Code cleanup. I don't think the code is in the "slop" category (yet). But I do need to reorganize it. The list of uv run app ... commands is getting excessive.
A web interface might be useful here. Even if it is just on browsing the data.
Data gathering improvements. We need some data we are not currently collecting. How we collect the current data could be improved.
Analysis improvements. The analysis is not complete. We need some more data collected. We need a better classification system - probably a more complete hierarchical taxonomy system.
I've recently learned about external tools like kaggle. We may be able to utilize these resources to improve the data acquisition and analysis phases.
Better reporting. I'd like the reports to be useful. If you are a founder, or decision maker, the reports should give you the information needed so you can make informed choices about what directions you decide to go, or avoid.
Recommendations. This is more for me than anything. But it would be awesome if I can get the system to give me a list of 10 or 20 possible new applications/tools that would be well received by the industry. Then I can perhaps build a business around that project.

But this all comes down to time, focus, and perhaps money.

Lessons Learned

"Simple idea, complex project" - The concept is simple - just get a list and compare it. The details of doing so, especially if you want CURRENT information, is often difficult and has a number of hurdles. Massaging that data into a form you can work with is a complete task unto itself. And generating useful reports or recommendations will be an ongoing process of improvements.

Open Questions

Can I speed up the data gathering steps? Especially with regards to tool features.
I need to research different charting techniques to provide useful information. The data I have suggests more nuanced comparisons can be done - perhaps doing a correlation between specific features with complaints and pricing, thereby identifying "useless" features "or the "oh my god I really want this to work right" features. So far, the frequency bar charts, and heat map charts are useful, but seem to miss a lot too.
Would it be useful to setup a "changes over time" system here? It seems like it wouldn't really apply for what I'm trying to do, but I can see concepts like "up and coming features" versus "diminishing importance" features could be handy. An over time element could help with that analysis but introduces a lot of complexity.

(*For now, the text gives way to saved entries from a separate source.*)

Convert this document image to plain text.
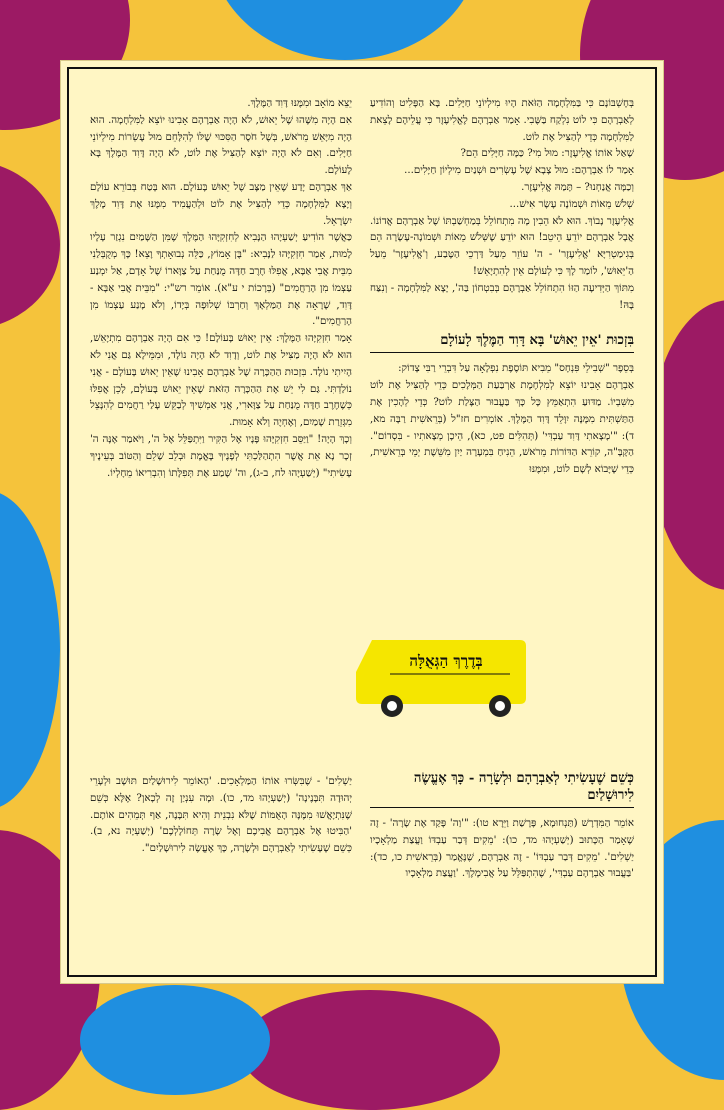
בְּחֶשְׁבּוֹנָם כִּי בַּמִּלְחָמָה הַזֹּאת הָיוּ מִילְיוֹנֵי חַיָּלִים. בָּא הַפָּלִיט וְהוֹדִיעַ לְאַבְרָהָם כִּי לוֹט נִלְקַח בַּשֶּׁבִי. אָמַר אַבְרָהָם לֶאֱלִיעֶזֶר כִּי עֲלֵיהֶם לָצֵאת לַמִּלְחָמָה כְּדֵי לְהַצִּיל אֶת לוֹט.

שָׁאַל אוֹתוֹ אֱלִיעֶזֶר: מוּל מִי? כַּמָּה חַיָּלִים הֵם?

אָמַר לוֹ אַבְרָהָם: מוּל צָבָא שֶׁל עֶשְׂרִים וּשְׁנַיִם מִילְיוֹן חַיָּלִים...

וְכַמָּה אֲנַחְנוּ? – תָּמַהּ אֱלִיעֶזֶר.

שְׁלֹשׁ מֵאוֹת וּשְׁמוֹנָה עָשָׂר אִישׁ...

אֱלִיעֶזֶר נָבוֹךְ. הוּא לֹא הֵבִין מָה מִתְחוֹלֵל בְּמַחְשַׁבְתּוֹ שֶׁל אַבְרָהָם אֲדוֹנוֹ. אֲבָל אַבְרָהָם יוֹדֵעַ הֵיטֵב! הוּא יוֹדֵעַ שֶׁשְּׁלֹשׁ מֵאוֹת וּשְׁמוֹנָה-עָשָׂרָה הֵם בְּגִימַטְרִיָּא 'אֱלִיעֶזֶר' - ה' עוֹזֵר מֵעַל דַּרְכֵי הַטֶּבַע, וְ'אֱלִיעֶזֶר' מֵעַל הַ'יֵּאוּשׁ', לוֹמַר לָךְ כִּי לְעוֹלָם אֵין לְהִתְיָאֵשׁ!

מִתּוֹךְ הַיְּדִיעָה הַזּוֹ הִתְחוֹלֵל אַבְרָהָם בְּבִטְחוֹן בַּה', יָצָא לַמִּלְחָמָה - וְנִצַּח בָּהּ!

בִּזְכוּת 'אֵין יֵאוּשׁ' בָּא דָּוִד הַמֶּלֶךְ לָעוֹלָם

בְּסֵפֶר "שְׁבִילֵי פִּנְחָס" מֵבִיא תּוֹסֶפֶת נִפְלָאָה עַל דִּבְרֵי רַבִּי צָדוֹק:

אַבְרָהָם אָבִינוּ יוֹצֵא לְמִלְחֶמֶת אַרְבַּעַת הַמְּלָכִים כְּדֵי לְהַצִּיל אֶת לוֹט מִשִּׁבְיוֹ. מַדּוּעַ הִתְאַמֵּץ כָּל כָּךְ בַּעֲבוּר הַצָּלַת לוֹט? כְּדֵי לְהָכִין אֶת הַתַּשְׁתִּית מִמֶּנָּה יִוָּלֵד דָּוִד הַמֶּלֶךְ. אוֹמְרִים חז"ל (בְּרֵאשִׁית רַבָּה מא, ד): "'מָצָאתִי דָּוִד עַבְדִּי' (תְּהִלִּים פט, כא), הֵיכָן מְצָאתִיו - בִּסְדוֹם". הַקָּבָּ"ה, קוֹרֵא הַדּוֹרוֹת מֵרֹאשׁ, הֵנִיחַ בִּמְעָרָה יַיִן מִשֵּׁשֶׁת יְמֵי בְּרֵאשִׁית, כְּדֵי שֶׁיָּבוֹא לְשָׁם לוֹט, וּמִמֶּנּוּ

יֵצֵא מוֹאָב וּמִמֶּנּוּ דָּוִד הַמֶּלֶךְ.

אִם הָיָה מִשֶּׁהוּ שֶׁל יֵאוּשׁ, לֹא הָיָה אַבְרָהָם אָבִינוּ יוֹצֵא לַמִּלְחָמָה. הוּא הָיָה מִיָּאֵשׁ מֵרֹאשׁ, בְּשֶׁל חֹסֶר הַסִּכּוּי שֶׁלּוֹ לְהִלָּחֵם מוּל עֶשְׂרוֹת מִילְיוֹנֵי חַיָּלִים. וְאִם לֹא הָיָה יוֹצֵא לְהַצִּיל אֶת לוֹט, לֹא הָיָה דָּוִד הַמֶּלֶךְ בָּא לָעוֹלָם.

אַךְ אַבְרָהָם יָדַע שֶׁאֵין מַצָּב שֶׁל יֵאוּשׁ בָּעוֹלָם. הוּא בָּטַח בְּבוֹרֵא עוֹלָם וְיָצָא לַמִּלְחָמָה כְּדֵי לְהַצִּיל אֶת לוֹט וּלְהַעֲמִיד מִמֶּנּוּ אֶת דָּוִד מֶלֶךְ יִשְׂרָאֵל.

כַּאֲשֶׁר הוֹדִיעַ יְשַׁעְיָהוּ הַנָּבִיא לְחִזְקִיָּהוּ הַמֶּלֶךְ שֶׁמִּן הַשָּׁמַיִם נִגְזַר עָלָיו לָמוּת, אָמַר חִזְקִיָּהוּ לַנָּבִיא: "בֶּן אָמוֹץ, כַּלֵּה נְבוּאָתְךָ וָצֵא! כָּךְ מְקֻבְּלַנִי מִבֵּית אֲבִי אַבָּא, אֲפִלּוּ חֶרֶב חַדָּה מֻנַּחַת עַל צַוָּארוֹ שֶׁל אָדָם, אַל יִמְנַע עַצְמוֹ מִן הָרַחֲמִים" (בְּרָכוֹת י ע"א). אוֹמֵר רש"י: "מִבֵּית אֲבִי אַבָּא - דָּוִד, שֶׁרָאָה אֶת הַמַּלְאָךְ וְחַרְבּוֹ שְׁלוּפָה בְּיָדוֹ, וְלֹא מָנַע עַצְמוֹ מִן הָרַחֲמִים".

אָמַר חִזְקִיָּהוּ הַמֶּלֶךְ: אֵין יֵאוּשׁ בָּעוֹלָם! כִּי אִם הָיָה אַבְרָהָם מִתְיָאֵשׁ, הוּא לֹא הָיָה מַצִּיל אֶת לוֹט, וְדָוִד לֹא הָיָה נוֹלָד, וּמִמֵּילָא גַּם אֲנִי לֹא הָיִיתִי נוֹלָד. בִּזְכוּת הַהַכָּרָה שֶׁל אַבְרָהָם אָבִינוּ שֶׁאֵין יֵאוּשׁ בָּעוֹלָם - אֲנִי נוֹלַדְתִּי. גַּם לִי יֵשׁ אֶת הַהַכָּרָה הַזֹּאת שֶׁאֵין יֵאוּשׁ בָּעוֹלָם, לָכֵן אֲפִלּוּ כְּשֶׁחֶרֶב חַדָּה מֻנַּחַת עַל צַוָּארִי, אֲנִי אַמְשִׁיךְ לְבַקֵּשׁ עָלַי רַחֲמִים לְהִנָּצֵל מִגְּזֵרַת שָׁמַיִם, וְאֶחְיֶה וְלֹא אָמוּת.

וְכָךְ הָיָה! "וַיַּסֵּב חִזְקִיָּהוּ פָּנָיו אֶל הַקִּיר וַיִּתְפַּלֵּל אֶל ה', וַיֹּאמַר אָנָּה ה' זְכָר נָא אֵת אֲשֶׁר הִתְהַלַּכְתִּי לְפָנֶיךָ בֶּאֱמֶת וּבְלֵב שָׁלֵם וְהַטּוֹב בְּעֵינֶיךָ עָשִׂיתִי" (יְשַׁעְיָהוּ לח, ב-ג), וה' שָׁמַע אֶת תְּפִלָּתוֹ וְהִבְרִיאוֹ מֵחָלְיוֹ.

בְּדֶרֶךְ הַגְּאֻלָּה
כְּשֵׁם שֶׁעָשִׂיתִי לְאַבְרָהָם וּלְשָׂרָה - כָּךְ אֶעֱשֶׂה לִירוּשָׁלַיִם

אוֹמֵר הַמִּדְרָשׁ (תַּנְחוּמָא, פָּרָשַׁת וַיֵּרָא טו): "'וַה' פָּקַד אֶת שָׂרָה' - זֶה שֶׁאָמַר הַכָּתוּב (יְשַׁעְיָהוּ מד, כו): 'מֵקִים דְּבַר עַבְדּוֹ וַעֲצַת מַלְאָכָיו יַשְׁלִים'. 'מֵקִים דְּבַר עַבְדּוֹ' - זֶה אַבְרָהָם, שֶׁנֶּאֱמַר (בְּרֵאשִׁית כו, כד): 'בַּעֲבוּר אַבְרָהָם עַבְדִּי', שֶׁהִתְפַּלֵּל עַל אֲבִימֶלֶךְ. 'וַעֲצַת מַלְאָכָיו

יַשְׁלִים' - שֶׁבִּשְּׂרוּ אוֹתוֹ הַמַּלְאָכִים. 'הָאוֹמֵר לִירוּשָׁלַיִם תּוּשָׁב וּלְעָרֵי יְהוּדָה תִּבָּנֶינָה' (יְשַׁעְיָהוּ מד, כו). וּמָה עִנְיַן זֶה לְכָאן? אֶלָּא כְּשֵׁם שֶׁנִּתְיָאֲשׁוּ מִמֶּנָּה הָאֻמּוֹת שֶׁלֹּא נִבְנֵית וְהִיא תִּבָּנֶה, אַף תְּמֵהִים אוֹתָם. 'הַבִּיטוּ אֶל אַבְרָהָם אֲבִיכֶם וְאֶל שָׂרָה תְּחוֹלֶלְכֶם' (יְשַׁעְיָה נא, ב). כְּשֵׁם שֶׁעָשִׂיתִי לְאַבְרָהָם וּלְשָׂרָה, כָּךְ אֶעֱשֶׂה לִירוּשָׁלַיִם".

I'm at an inflection point. I know I need to gather more data, and need some different data. I find myself questioning if the database structure I have is sufficient for what I'm trying to do. But I'm also questioning if "what I'm trying to do" has changed since I started the project. But this is more of a personal and philosophical question. When I can answer it, I'll know if I need to revisit the structures.

Next Steps

This is ongoing.

The interface needs to be streamlined a little . I'd like to be able to say "start" and have it just run, collecting data and improving the dataset over time. This is not the case though at the moment. I have to manually indicate I'd like to discover more industries/tools, then when those are done I need to indicate research the tools we don't have data for yet. Then run the analysis steps individually, etc. This can all be made more automatic with a little effort.